Lawsuit takes aim at California’s legal protections for teachers
A Bay Area nonprofit backed partly by groups known for battling teachers unions has filed a lawsuit seeking to overturn five California laws that, they say, make it too difficult to dismiss ineffective teachers.
The suit, filed on behalf of eight students, takes aim at California laws that govern teacher tenure rules, seniority protections and the teacher dismissal process.
“A handful of outdated laws passed by the California Legislature are preventing school administrators from maintaining or improving the quality of our public educational system,” according to the lawsuit, which was filed Monday in Los Angeles County Superior Court and announced Tuesday.
The group behind the legal action is the newly formed Students Matter. The founder is Silicon Valley entrepreneur David F. Welch and the group’s funders include the foundation of L.A. philanthropist Eli Broad.
The suit contends that teachers can earn tenure protections too quickly — in two years — well before their fitness for long-term employment can be determined. The suit also seeks to invalidate the practice of first laying off less experienced teachers during a budget crisis, rather than keeping the best teachers. And it takes aim at a dismissal process that, it alleges, is too costly, too lengthy and typically results in ineffective teachers holding on to jobs.
The move to address teacher quality has become a national issue from the Obama administration on down. In California, officials supported by powerful teachers unions have been reluctant or opposed to changing teacher job protections. Advocates, instead, are turning to the courts.
Such efforts are misguided at best, especially at a time when sweeping budget cuts have decimated schools, said Joshua Pechthalt, president of the California Federation of Teachers.
“We should be fighting like crazy to make sure schools are not laying off any teachers, except those who shouldn’t be in front of a classroom,” he said. And, he said, those teachers can be dealt with under current laws if school systems have sufficient resources and use them properly.
This latest legal effort is the most sweeping of several underway — all of which affect the Los Angeles Unified School District. The first, Reed vs. L.A. Unified, resulted in a settlement that allows the nation’s second-largest district to bypass some campuses when layoffs are necessary. The teachers union has appealed.
A coalition of allied groups called Monday for the teachers union to drop its appeal. Their event was held across from Liechty Middle School, a campus exempted from layoffs under the settlement.
Another ongoing case alleges that L.A. Unified is not following state laws that mandate regular teacher evaluations and that they need to include evidence of student achievement.
The defendants in the latest litigation include state elected officials, L.A. Unified and a San Jose school district.
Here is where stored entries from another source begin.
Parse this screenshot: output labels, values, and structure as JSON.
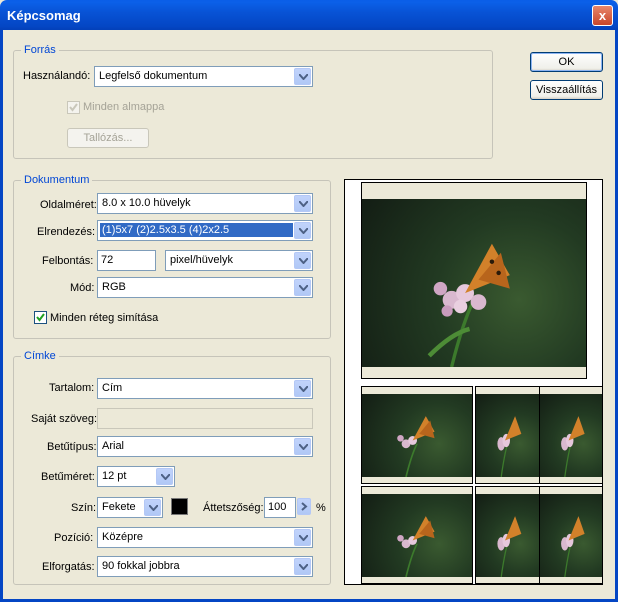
{
  "window": {
    "title": "Képcsomag",
    "close_glyph": "x"
  },
  "buttons": {
    "ok": "OK",
    "reset": "Visszaállítás"
  },
  "source": {
    "legend": "Forrás",
    "use_label": "Használandó:",
    "use_value": "Legfelső dokumentum",
    "include_subfolders_label": "Minden almappa",
    "include_subfolders_checked": true,
    "browse_label": "Tallózás..."
  },
  "document": {
    "legend": "Dokumentum",
    "page_size_label": "Oldalméret:",
    "page_size_value": "8.0 x 10.0 hüvelyk",
    "layout_label": "Elrendezés:",
    "layout_value": "(1)5x7 (2)2.5x3.5 (4)2x2.5",
    "resolution_label": "Felbontás:",
    "resolution_value": "72",
    "resolution_unit": "pixel/hüvelyk",
    "mode_label": "Mód:",
    "mode_value": "RGB",
    "flatten_label": "Minden réteg simítása",
    "flatten_checked": true
  },
  "label_section": {
    "legend": "Címke",
    "content_label": "Tartalom:",
    "content_value": "Cím",
    "custom_text_label": "Saját szöveg:",
    "custom_text_value": "",
    "font_label": "Betűtípus:",
    "font_value": "Arial",
    "font_size_label": "Betűméret:",
    "font_size_value": "12 pt",
    "color_label": "Szín:",
    "color_value": "Fekete",
    "color_swatch": "#000000",
    "opacity_label": "Áttetszőség:",
    "opacity_value": "100",
    "opacity_unit": "%",
    "position_label": "Pozíció:",
    "position_value": "Középre",
    "rotate_label": "Elforgatás:",
    "rotate_value": "90 fokkal jobbra"
  },
  "colors": {
    "accent": "#0046d5",
    "title_bar": "#0446c4",
    "dialog_bg": "#ece9d8",
    "selection": "#316ac5"
  }
}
L.A. schools Supt. John Deasy commended the intent of the advocates for trying to force needed changes. The lawsuit “is aggressively going after long-term issues which have thwarted the rights of students to a high-quality education,” Deasy said.
The L.A. school board has supported speeding up teacher dismissals. Deasy also wants to extend the time needed to earn tenure. The lawsuit does not propose specific solutions to the laws it deems objectionable.
Within L.A. Unified, Deasy has moved ahead with developing and testing a new evaluation system that incorporates student test scores. He said such a system would provide a clear view of which teachers are effective — whether the purpose is to decide whom to lay off or whom to help.
The teachers union has challenged Deasy’s decision to impose the new system before a state labor board.
The advisory committee of Students Matter includes Students First, a group headed by former District of Columbia schools Chancellor Michelle Rhee; Democrats for Education Reform, whose California branch is led by former state Sen. Gloria Romero; and Parent Revolution, which organizes parents to compel dramatic changes at local schools through so-called parent-trigger laws. All of these have faced off against teacher unions in the past.
The legal team includes Theodore B. Olson, a U.S. solicitor general in the George W. Bush administration, and Theodore J. Boutrous Jr., a partner at Gibson, Dunn & Crutcher. Both represented activists who successfully overturned California’s ban on gay marriage.
L.A. school board member Steve Zimmer said he detected an underlying anti-union agenda.
“What matters to the folks who fund this is not students, it’s eliminating public sector unions,” he said.
Los Angeles Times staff writer Stephen Ceasar contributed to this report.